Hrimmi was very active last night, far more active than any foal I’ve ever previously interacted with. This morning, first light, I woke (from dozing) to see her looking directly at me.
We did what was required this morning – I spread out and checked the placenta – it was intact. And I gave Hrimfari a much-needed enema. Only a real horse person would want the details – but it was impressive – a goodly amount of poop popped out quickly.
Signy has remained cool, calm, collected throughout – and has been doing what she does best – watching out for her newborn. Pete’s remained cool, calm collected, and has been doing what he does best – assisting me with the numerous details that follow an event like this. And me? I’m doing what I do best, attempting in writing and photographs to record what’s going on.

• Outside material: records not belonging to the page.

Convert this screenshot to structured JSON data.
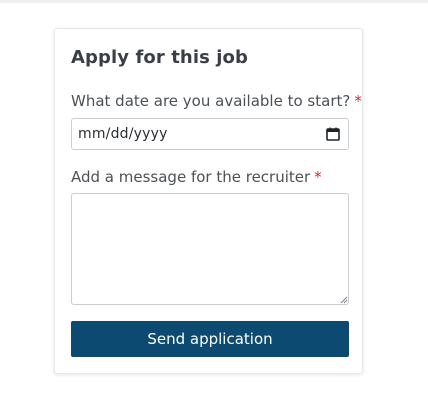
{
  "form": {
    "title": "Apply for this job",
    "date_label": "What date are you available to start?",
    "date_required_mark": "*",
    "date_placeholder": "mm/dd/yyyy",
    "message_label": "Add a message for the recruiter",
    "message_required_mark": "*",
    "message_value": "",
    "submit_label": "Send application"
  },
  "colors": {
    "button": "#0d4a72",
    "required": "#d0312d"
  },
  "icons": {
    "date_picker": "calendar-icon",
    "textarea_corner": "resize-handle-icon"
  }
}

And what am I, who waited so long for this event now thinking? To tell you the truth, I’m both relieved and awed. I’ve now cried tears of relief and gratitude because I didn’t want to lose Signy. She’s my beloved lucky Irish horse. I told everyone who asked that I’d never breed Raudi –and I’m going to hold true to this. Dr. Sandi Ferris had once said in class that we ought not to breed our best loved mares; meaning, there is always the distinct possibility that things can go wrong. People are continuing to breed horses without taking into account that there are now too many horses out there. I’m glad to have the horses I had and did not need any more. Signy’s coming home from our trip pregnant was indeed a surprise. But I’m very excited now that Hrimfari is here. It’s truly a horse person’s dream to be a part of something as monumental as this.
It’s also cool that Pete is as into this and as concerned as I am about all of our animals’ wellbeing. Bringing a foal into the world and raising it is a huge undertaking that takes two people to do it right.
Dr. Wellington will be by this afternoon and do a routine health check. I suppose that after I will rest a little easier.